Google Grant Application, Set-Up & Management for Charities
The Google Grants program is hugely beneficial to charities and can vastly increase the amount of relevant site traffic, in turn helping charities achieve their long term goals and objectives.
The Google Grants scheme is a program that offers free advertising on the Google AdWords platform to qualifying charities. Google's advertising grant for charities runs off the same AdWords pay-per-click platform that millions of businesses spend billions of pounds on worldwide.
At Passion Digital we have found that a great proportion of charities are currently allocating a percentage of their revenue to marketing their cause online and are completely unaware that by using the Google Grant scheme these funds could be used elsewhere, whilst still maintaining a PPC account that can now have £6,200 per month spend…So why not save some of that money by letting us apply for a grant for you today.
Our 100% application success rate speaks for itself, with over 50 grant accounts approved, set-up and running successfully since 2008. Last year we would estimate that once the application had been submitted it would take 3-6 weeks to be approved.
However, in 2012 applications are getting approved within 24 hours.
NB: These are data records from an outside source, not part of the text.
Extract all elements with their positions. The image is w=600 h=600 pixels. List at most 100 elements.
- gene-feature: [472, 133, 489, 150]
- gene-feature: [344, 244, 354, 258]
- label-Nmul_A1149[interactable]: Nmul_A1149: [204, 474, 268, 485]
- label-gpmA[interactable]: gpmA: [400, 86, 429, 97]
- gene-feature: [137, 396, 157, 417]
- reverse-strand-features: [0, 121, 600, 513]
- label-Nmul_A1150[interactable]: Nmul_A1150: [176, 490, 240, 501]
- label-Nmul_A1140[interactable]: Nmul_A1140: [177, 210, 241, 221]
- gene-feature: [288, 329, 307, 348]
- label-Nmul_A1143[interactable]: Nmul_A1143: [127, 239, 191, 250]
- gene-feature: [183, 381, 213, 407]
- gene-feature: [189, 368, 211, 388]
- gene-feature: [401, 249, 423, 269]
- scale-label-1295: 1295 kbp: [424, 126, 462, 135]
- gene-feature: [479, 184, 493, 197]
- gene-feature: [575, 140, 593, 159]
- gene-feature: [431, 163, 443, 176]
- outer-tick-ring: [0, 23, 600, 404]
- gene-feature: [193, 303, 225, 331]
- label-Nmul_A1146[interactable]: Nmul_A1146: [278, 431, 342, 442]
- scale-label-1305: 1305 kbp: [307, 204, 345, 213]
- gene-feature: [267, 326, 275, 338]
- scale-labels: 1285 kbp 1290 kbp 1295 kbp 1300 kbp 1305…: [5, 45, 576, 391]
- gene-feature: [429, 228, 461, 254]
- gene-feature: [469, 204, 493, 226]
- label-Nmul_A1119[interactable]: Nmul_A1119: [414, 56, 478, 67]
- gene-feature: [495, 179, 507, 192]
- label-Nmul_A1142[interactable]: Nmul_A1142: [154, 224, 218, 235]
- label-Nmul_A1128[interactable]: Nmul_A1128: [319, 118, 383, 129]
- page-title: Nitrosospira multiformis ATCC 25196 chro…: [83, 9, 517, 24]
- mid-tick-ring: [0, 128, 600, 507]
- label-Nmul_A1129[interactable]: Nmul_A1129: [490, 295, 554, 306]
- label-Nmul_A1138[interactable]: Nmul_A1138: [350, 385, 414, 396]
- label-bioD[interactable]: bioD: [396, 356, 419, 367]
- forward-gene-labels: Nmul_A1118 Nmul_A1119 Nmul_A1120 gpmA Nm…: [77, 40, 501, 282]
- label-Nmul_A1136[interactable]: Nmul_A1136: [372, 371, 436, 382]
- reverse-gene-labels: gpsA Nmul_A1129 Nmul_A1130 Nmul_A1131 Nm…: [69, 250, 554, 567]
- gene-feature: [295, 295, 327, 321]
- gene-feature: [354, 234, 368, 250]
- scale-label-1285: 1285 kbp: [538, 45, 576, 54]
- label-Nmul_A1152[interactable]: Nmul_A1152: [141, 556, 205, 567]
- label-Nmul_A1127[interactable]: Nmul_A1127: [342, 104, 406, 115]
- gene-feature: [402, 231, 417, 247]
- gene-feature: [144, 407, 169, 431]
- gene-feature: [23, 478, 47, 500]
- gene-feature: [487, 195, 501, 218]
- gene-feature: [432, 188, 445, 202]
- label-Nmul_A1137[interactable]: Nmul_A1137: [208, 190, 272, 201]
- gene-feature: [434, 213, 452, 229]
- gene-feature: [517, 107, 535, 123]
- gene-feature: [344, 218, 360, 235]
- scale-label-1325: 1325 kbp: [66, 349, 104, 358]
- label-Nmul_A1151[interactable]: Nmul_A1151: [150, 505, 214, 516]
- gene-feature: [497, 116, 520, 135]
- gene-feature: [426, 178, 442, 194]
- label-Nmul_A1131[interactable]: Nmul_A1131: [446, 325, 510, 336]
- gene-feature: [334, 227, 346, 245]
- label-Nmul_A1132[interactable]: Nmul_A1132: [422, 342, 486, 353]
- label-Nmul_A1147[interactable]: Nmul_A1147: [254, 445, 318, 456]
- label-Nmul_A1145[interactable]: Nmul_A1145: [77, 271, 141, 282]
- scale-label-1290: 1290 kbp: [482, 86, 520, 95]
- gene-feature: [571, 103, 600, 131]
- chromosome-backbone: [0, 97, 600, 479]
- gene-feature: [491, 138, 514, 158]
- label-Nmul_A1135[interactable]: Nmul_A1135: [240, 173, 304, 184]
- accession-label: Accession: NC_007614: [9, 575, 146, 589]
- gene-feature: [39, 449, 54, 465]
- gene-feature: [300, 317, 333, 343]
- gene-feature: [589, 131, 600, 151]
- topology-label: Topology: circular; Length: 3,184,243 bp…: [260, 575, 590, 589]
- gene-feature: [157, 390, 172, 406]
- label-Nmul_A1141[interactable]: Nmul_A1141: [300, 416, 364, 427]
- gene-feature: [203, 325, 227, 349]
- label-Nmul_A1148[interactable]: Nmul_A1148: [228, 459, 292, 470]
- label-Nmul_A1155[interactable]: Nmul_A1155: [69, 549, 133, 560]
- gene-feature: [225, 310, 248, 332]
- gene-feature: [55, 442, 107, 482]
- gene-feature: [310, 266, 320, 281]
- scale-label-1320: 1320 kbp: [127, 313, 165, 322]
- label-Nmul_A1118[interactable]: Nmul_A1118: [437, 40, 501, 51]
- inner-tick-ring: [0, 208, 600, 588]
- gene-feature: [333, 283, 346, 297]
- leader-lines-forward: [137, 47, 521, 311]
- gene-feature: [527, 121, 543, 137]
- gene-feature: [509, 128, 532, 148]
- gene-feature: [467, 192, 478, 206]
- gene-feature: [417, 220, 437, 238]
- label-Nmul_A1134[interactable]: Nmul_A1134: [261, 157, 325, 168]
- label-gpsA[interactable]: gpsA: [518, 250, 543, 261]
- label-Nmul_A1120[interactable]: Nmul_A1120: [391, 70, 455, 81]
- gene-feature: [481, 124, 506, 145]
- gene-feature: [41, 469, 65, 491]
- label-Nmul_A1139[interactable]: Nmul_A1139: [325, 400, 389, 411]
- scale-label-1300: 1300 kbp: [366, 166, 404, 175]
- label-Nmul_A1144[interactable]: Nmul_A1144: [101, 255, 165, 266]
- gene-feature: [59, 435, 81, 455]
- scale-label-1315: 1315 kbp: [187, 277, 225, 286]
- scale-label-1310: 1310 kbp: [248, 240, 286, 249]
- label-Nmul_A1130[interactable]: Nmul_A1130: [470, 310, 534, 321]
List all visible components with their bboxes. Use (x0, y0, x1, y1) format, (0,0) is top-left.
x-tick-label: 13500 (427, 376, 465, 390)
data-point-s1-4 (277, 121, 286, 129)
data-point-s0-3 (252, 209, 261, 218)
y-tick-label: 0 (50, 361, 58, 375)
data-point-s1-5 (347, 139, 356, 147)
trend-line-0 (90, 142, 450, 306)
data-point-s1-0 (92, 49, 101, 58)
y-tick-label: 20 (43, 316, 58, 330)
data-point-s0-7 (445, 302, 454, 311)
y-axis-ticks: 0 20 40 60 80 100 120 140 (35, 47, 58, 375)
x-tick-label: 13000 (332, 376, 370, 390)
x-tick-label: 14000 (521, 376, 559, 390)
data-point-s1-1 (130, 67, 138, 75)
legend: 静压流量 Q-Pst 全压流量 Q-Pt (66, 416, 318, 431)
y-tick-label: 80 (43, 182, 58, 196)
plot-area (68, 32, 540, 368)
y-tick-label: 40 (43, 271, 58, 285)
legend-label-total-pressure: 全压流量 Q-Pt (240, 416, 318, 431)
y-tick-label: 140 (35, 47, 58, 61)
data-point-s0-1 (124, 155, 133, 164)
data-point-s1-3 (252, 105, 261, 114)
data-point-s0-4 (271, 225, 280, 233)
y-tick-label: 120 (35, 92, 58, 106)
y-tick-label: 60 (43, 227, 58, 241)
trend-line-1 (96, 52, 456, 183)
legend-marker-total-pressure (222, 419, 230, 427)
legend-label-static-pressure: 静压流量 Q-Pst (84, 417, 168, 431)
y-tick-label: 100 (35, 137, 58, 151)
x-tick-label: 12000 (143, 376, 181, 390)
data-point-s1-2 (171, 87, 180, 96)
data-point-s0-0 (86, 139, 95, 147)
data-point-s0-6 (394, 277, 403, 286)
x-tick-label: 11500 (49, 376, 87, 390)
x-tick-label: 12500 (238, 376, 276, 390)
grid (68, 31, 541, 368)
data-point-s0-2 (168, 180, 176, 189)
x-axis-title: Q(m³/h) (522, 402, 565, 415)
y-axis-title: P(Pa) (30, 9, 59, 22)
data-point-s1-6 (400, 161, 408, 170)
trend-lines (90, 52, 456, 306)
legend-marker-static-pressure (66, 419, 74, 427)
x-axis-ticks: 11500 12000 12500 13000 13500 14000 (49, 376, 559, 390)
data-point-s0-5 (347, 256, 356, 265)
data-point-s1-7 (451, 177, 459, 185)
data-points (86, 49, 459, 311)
If you have experience running a basic Google AdWords account, then you will need to change your thinking somewhat to manage a grant account successfully. With a maximum bid value it is essential to build the account in a strategic and comprehensive way. By structuring the account correctly, creating multiple campaigns, ad-groups and exact match keywords as well as relevant ads and relevant quality landing pages we can increase the Quality Score assigned to each keyword, improving the position, CTR and therefore conversion rate of each keyword!
Maybe you are already paying for advertising on Google - a Grant account can complement a paid AdWords account very well. You can stop paying for the clicks the Grant account will get you for free whilst still appearing top of the results for those more expensive terms that the grant won't quite cover.